Somente 10 anos após a sua estreia internacional, OVO será lançado no país onde nasceu: o Brasil. Apesar de sofrermos com embargos econômicos e dificuldade de investir em arte, estes não são os principais motivos que resultaram a demora da chegada em terras tupiniquins. “Achei que OVO só chegaria ao Brasil daqui a 20 anos. Até fiquei surpreso de vir tão rápido. O Cirque Du Soleil possui um cronograma que visa passar o espetáculo pelo mundo inteiro, sempre encerrando na América Latina. Isto acontece porque o poder aquisitivo é mais baixo e, por isso, eles não conseguem colocar ingressos tão elevados como no exterior. Por este motivo, não é tão rentável para a companhia. No entanto, eles pararam tudo para vir ao Brasil nesta primeira década devido ao valor afetivo”, informou o designer Gringo Cardia. Independente desta diferença do valor dos ingressos, São Paulo é a terceira cidade que recebeu a maior quantidade de público em uma turnê, perdendo unicamente para Montreal, no Canadá, e Tókio, no Japão.

Efeitos de luz e sonoros marcaram a presentação do Cirque du Soleil nesta segunda-feira (Foto: Marcos Mesquita)

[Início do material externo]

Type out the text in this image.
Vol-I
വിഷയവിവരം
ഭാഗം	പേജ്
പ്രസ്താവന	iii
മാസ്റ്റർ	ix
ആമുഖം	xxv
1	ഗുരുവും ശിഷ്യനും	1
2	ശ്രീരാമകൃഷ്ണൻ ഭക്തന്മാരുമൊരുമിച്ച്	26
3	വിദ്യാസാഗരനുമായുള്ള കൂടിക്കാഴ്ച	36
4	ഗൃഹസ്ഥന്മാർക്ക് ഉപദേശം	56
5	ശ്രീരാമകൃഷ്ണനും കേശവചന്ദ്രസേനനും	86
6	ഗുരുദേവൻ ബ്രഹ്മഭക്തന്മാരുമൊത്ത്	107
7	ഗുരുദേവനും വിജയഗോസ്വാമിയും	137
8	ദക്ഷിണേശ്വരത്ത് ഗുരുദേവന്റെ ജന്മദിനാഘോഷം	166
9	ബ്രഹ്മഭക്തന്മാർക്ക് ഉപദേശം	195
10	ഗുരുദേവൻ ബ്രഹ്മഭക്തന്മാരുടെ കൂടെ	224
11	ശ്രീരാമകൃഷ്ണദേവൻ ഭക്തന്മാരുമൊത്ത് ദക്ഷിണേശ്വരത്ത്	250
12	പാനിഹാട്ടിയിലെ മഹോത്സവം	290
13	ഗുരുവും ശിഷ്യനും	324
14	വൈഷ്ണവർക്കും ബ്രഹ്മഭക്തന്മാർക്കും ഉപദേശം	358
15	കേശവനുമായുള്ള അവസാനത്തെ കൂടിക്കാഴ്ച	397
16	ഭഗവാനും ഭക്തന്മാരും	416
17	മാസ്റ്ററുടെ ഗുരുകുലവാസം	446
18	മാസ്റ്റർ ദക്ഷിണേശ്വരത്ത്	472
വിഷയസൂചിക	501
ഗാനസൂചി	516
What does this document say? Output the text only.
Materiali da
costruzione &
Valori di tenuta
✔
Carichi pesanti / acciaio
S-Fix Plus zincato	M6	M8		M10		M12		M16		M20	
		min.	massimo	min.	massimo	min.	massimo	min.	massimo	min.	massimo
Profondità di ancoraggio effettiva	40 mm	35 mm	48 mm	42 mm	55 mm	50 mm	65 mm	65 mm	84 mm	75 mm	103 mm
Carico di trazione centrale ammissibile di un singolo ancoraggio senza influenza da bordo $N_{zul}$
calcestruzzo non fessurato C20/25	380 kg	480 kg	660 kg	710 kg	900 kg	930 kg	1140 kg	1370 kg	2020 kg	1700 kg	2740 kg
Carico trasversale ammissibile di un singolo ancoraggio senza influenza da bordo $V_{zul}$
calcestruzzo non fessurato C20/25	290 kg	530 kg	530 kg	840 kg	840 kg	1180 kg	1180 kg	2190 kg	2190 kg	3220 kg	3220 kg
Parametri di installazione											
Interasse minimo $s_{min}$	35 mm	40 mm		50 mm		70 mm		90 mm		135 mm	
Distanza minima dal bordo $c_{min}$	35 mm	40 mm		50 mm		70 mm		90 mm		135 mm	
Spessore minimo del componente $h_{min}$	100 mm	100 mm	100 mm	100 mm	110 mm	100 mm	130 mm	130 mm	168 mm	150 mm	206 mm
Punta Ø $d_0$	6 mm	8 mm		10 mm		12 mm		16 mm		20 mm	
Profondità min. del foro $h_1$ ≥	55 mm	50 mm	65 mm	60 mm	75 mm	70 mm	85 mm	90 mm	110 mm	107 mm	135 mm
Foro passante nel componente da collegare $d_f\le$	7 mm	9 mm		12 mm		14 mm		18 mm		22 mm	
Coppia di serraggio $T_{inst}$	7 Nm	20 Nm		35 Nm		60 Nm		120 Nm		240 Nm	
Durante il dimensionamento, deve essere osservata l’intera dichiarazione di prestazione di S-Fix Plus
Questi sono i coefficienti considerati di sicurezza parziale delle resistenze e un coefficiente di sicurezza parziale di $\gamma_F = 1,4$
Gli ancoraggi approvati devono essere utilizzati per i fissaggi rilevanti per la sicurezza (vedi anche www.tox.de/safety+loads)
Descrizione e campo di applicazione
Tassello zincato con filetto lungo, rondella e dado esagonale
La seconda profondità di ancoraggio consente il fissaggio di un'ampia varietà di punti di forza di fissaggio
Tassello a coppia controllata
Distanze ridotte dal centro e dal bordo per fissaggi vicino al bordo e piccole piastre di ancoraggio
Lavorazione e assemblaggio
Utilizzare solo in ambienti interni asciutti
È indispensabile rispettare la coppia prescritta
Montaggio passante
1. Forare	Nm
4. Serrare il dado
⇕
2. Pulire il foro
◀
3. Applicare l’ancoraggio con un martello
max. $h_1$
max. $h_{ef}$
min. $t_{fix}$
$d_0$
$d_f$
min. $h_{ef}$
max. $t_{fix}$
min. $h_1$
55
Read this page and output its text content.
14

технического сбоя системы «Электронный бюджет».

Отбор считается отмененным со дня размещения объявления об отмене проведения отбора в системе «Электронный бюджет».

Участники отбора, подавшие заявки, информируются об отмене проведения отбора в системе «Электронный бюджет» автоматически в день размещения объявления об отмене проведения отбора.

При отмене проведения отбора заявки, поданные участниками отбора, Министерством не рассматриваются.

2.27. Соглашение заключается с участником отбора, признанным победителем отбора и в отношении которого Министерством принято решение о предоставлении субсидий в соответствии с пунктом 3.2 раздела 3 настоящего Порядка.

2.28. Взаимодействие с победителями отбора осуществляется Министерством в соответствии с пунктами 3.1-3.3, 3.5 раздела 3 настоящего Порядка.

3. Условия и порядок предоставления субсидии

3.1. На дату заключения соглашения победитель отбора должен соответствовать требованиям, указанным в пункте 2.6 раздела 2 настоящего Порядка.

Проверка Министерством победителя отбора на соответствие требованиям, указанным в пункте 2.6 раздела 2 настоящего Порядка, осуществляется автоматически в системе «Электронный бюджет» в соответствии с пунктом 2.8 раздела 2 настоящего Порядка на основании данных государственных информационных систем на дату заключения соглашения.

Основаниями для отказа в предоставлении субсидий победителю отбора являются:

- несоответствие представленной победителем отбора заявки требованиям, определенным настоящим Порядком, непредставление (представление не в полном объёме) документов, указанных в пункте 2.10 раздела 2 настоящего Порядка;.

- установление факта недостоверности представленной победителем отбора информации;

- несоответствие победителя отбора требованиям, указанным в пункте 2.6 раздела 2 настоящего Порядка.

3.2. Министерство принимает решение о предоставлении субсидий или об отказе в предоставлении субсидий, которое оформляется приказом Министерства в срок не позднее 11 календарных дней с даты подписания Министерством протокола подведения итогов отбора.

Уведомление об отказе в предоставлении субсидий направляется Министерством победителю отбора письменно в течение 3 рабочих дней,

Sem dúvidas, OVO é um espetáculo para toda a família. O show fez parte de uma temporada de renovação do mundo do Cirque Du Soleil, deixando o clima menos introspectivo e apostando na versatilidade. “Mesmo já tendo assistido a este show diversas vezes, continua sendo algo mágico para mim”, informou o publicista do OVO, Nicolas Chabot. Grande parte desta renovação se deve ao espírito brasileiro impregnado em cada número. “OVO é uma criação incrível que se inspira no nosso DNA brasileiro”, garantiu o CEO do IMM Esporte e Entretenimento, Alan Adler, e a diretora da IMM, Stephanie Mayorkis, logo completou: O espetáculo mostra o Brasil com as suas cores, ritmos e diversidade. Tem uma alma particular nossa e por isso é muito especial vê-lo alcançando tantas cidades visando emocionar muitas pessoas”. O diretor de marketing do Bradesco –banco que patrocina o evento-, Márcio Parizotto, também encara esta regionalidade como algo positivo. “Fantasia é algo tão importante nos tempos atuais e estar em um espetáculo brasileiríssimo do Cirque como este era uma decisão muito fácil de ser tomada”, salientou. Leve e divertido, OVO promete encantar o público e relembrar a diversidade cultural.

Serviço:

  • Belo Horizonte, de 07 a 17 de março, no Ginásio Mineirinho;
  • Rio de Janeiro, de 21 a 31 de março, na Jeunesse Arena;
  • Brasília, de 05 a 13 de abril, no Ginásio Nilson Nelson;
  • São Paulo, de 19 de abril a 12 de maio, no Ginásio do Ibirapuera

A venda para o público em geral começa nas seguintes datas:

– Belo Horizonte, a partir do dia 29 de novembro;

– Rio de Janeiro, a partir do dia 01 de dezembro;

– Brasília, a partir do dia 01 de dezembro;

– São Paulo, a partir do dia 03 de dezembro.